Вы рассмотрели установку VPN к экземпляру AWS вместо того, чтобы настроить Сквид? Затем направьте трафик через экземпляр AWS, который избежал бы сквида и является необнаруживаемым. Просто бросок его там. Это точно, как мой друг настроил VPS в Великобритании для доступа к Би-би-си.
When I was doing something similar, I was unable to get it to work without first mapping the drive.
Action 1 in Task Scheduler:
net use z: \\MY.IP\DatabaseBackupsShare mypass /user:myuser
Action 2 in Task Scheduler:
robocopy "C:\MylocalDirBackup" z: /mir /z /log:"C:\MyLocalDIR\RobocopyTestLog.txt"
Because you're storing the password--ew--use an unprivileged account rather than an admin and give that account a strong password, the least possible privileges for the task, etc.
I would post this as a comment/reply but I don't have enough rep to do that.
How exactly are you launching the scheduled task?
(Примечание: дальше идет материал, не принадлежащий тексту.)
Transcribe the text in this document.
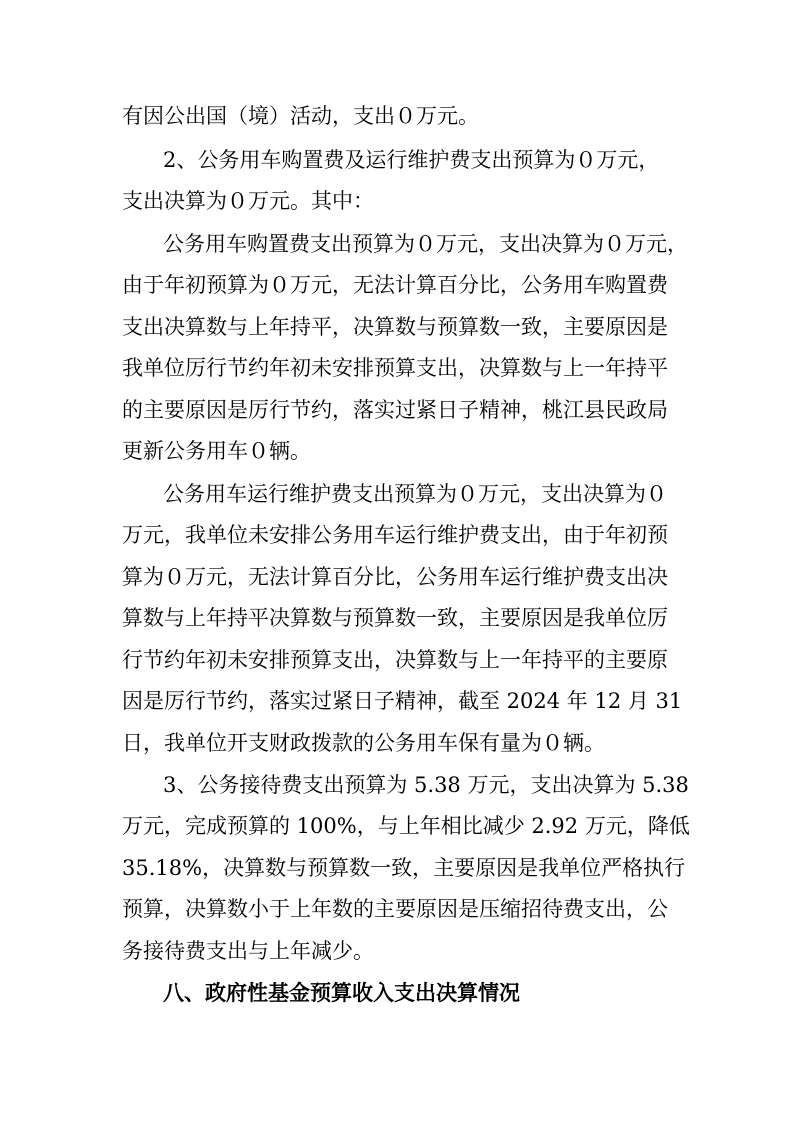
有因公出国（境）活动，支出０万元。
2、公务用车购置费及运行维护费支出预算为０万元，
支出决算为０万元。其中：
公务用车购置费支出预算为０万元，支出决算为０万元，
由于年初预算为０万元，无法计算百分比，公务用车购置费
支出决算数与上年持平，决算数与预算数一致，主要原因是
我单位厉行节约年初未安排预算支出，决算数与上一年持平
的主要原因是厉行节约，落实过紧日子精神，桃江县民政局
更新公务用车０辆。
公务用车运行维护费支出预算为０万元，支出决算为０
万元，我单位未安排公务用车运行维护费支出，由于年初预
算为０万元，无法计算百分比，公务用车运行维护费支出决
算数与上年持平决算数与预算数一致，主要原因是我单位厉
行节约年初未安排预算支出，决算数与上一年持平的主要原
因是厉行节约，落实过紧日子精神，截至 2024 年 12 月 31
日，我单位开支财政拨款的公务用车保有量为０辆。
3、公务接待费支出预算为 5.38 万元，支出决算为 5.38
万元，完成预算的 100%，与上年相比减少 2.92 万元，降低
35.18%，决算数与预算数一致，主要原因是我单位严格执行
预算，决算数小于上年数的主要原因是压缩招待费支出，公
务接待费支出与上年减少。
八、政府性基金预算收入支出决算情况
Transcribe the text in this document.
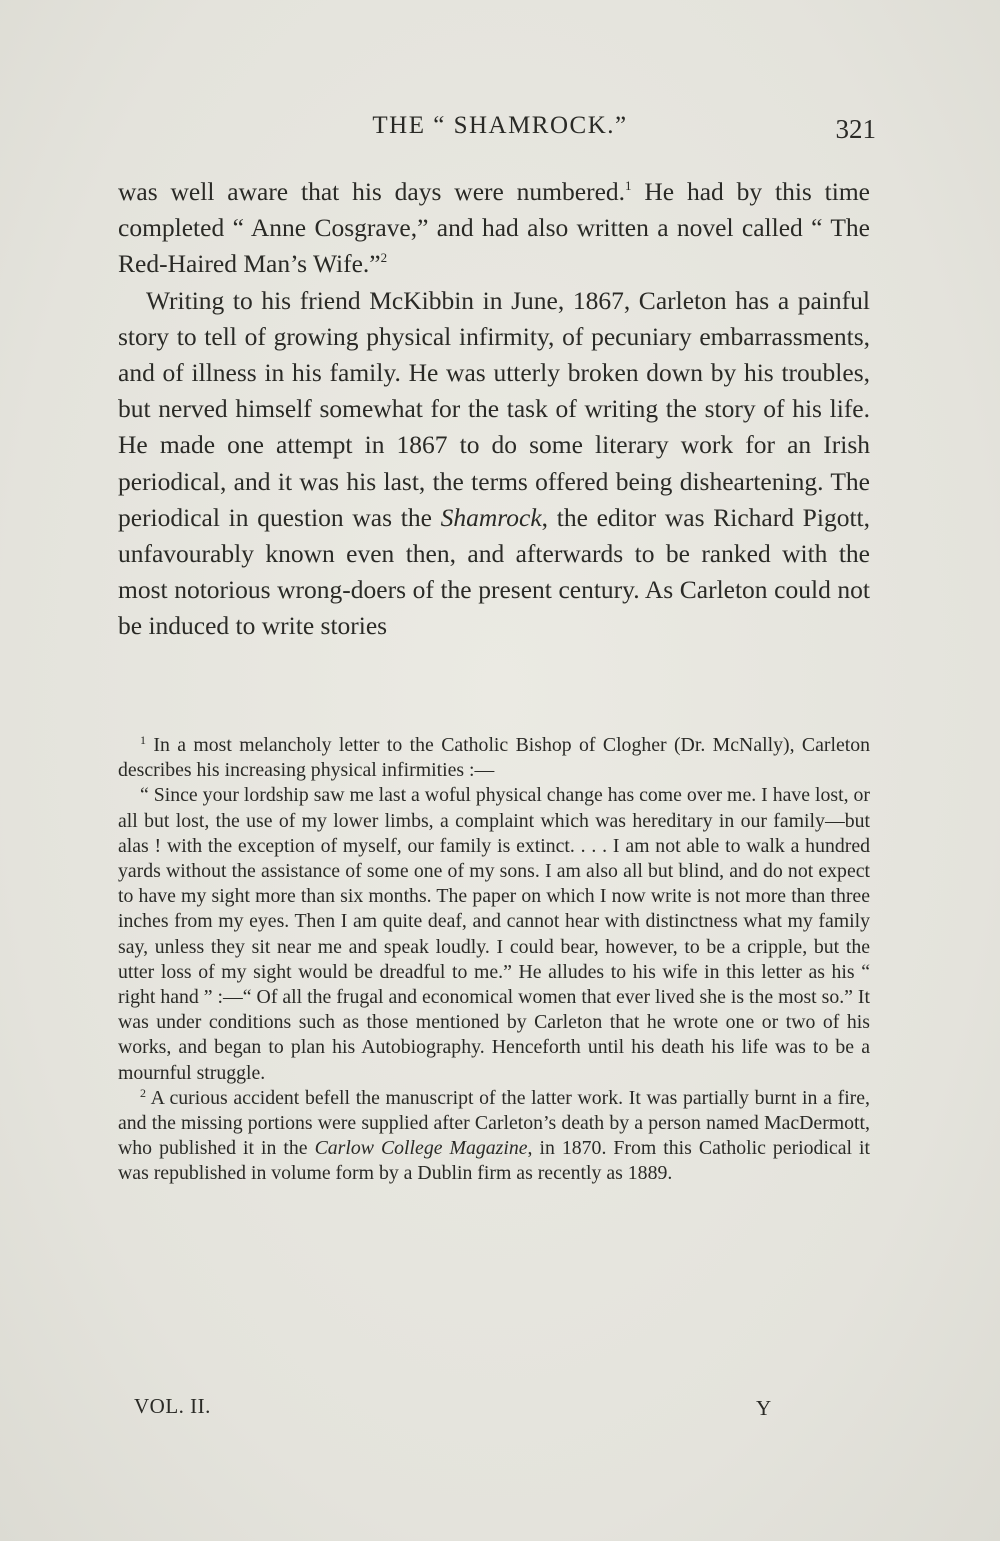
THE “ SHAMROCK.”	321

was well aware that his days were numbered.$^1$ He had by this time completed “ Anne Cosgrave,” and had also written a novel called “ The Red-Haired Man’s Wife.”$^2$

Writing to his friend McKibbin in June, 1867, Carleton has a painful story to tell of growing physical infirmity, of pecuniary embarrassments, and of illness in his family. He was utterly broken down by his troubles, but nerved himself somewhat for the task of writing the story of his life. He made one attempt in 1867 to do some literary work for an Irish periodical, and it was his last, the terms offered being disheartening. The periodical in question was the Shamrock, the editor was Richard Pigott, unfavourably known even then, and afterwards to be ranked with the most notorious wrong-doers of the present century. As Carleton could not be induced to write stories

$^1$ In a most melancholy letter to the Catholic Bishop of Clogher (Dr. McNally), Carleton describes his increasing physical infirmities :—

“ Since your lordship saw me last a woful physical change has come over me. I have lost, or all but lost, the use of my lower limbs, a complaint which was hereditary in our family—but alas ! with the exception of myself, our family is extinct. . . . I am not able to walk a hundred yards without the assistance of some one of my sons. I am also all but blind, and do not expect to have my sight more than six months. The paper on which I now write is not more than three inches from my eyes. Then I am quite deaf, and cannot hear with distinctness what my family say, unless they sit near me and speak loudly. I could bear, however, to be a cripple, but the utter loss of my sight would be dreadful to me.” He alludes to his wife in this letter as his “ right hand ” :—“ Of all the frugal and economical women that ever lived she is the most so.” It was under conditions such as those mentioned by Carleton that he wrote one or two of his works, and began to plan his Autobiography. Henceforth until his death his life was to be a mournful struggle.

$^2$ A curious accident befell the manuscript of the latter work. It was partially burnt in a fire, and the missing portions were supplied after Carleton’s death by a person named MacDermott, who published it in the Carlow College Magazine, in 1870. From this Catholic periodical it was republished in volume form by a Dublin firm as recently as 1889.

VOL. II.	Y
When I've done scheduled tasks with robocopy, I put the entire robocopy command in a .bat file, and then use that for the scheduled task. In other words, I'm NOT scheduling robocopy.exe and specifying runtime parameters - I'm just scheduling the .bat file. You can avoid a lot of syntax issues that way.
are you specifying the account used in the scheduled task? Or are you using the local user? I am with @Katherine about not storing the credentials in the script. If you specify them in the task, you can tell it to use a privileged account. That way you aren't storing it in an easily access space and you can run with a different account for the script on login...
After confirming that task scheduler was indeed using the account expected but still failing I have arrived at a solution using a pass through authentication approach.
Robocopy runs successfully when the task is run under this new user.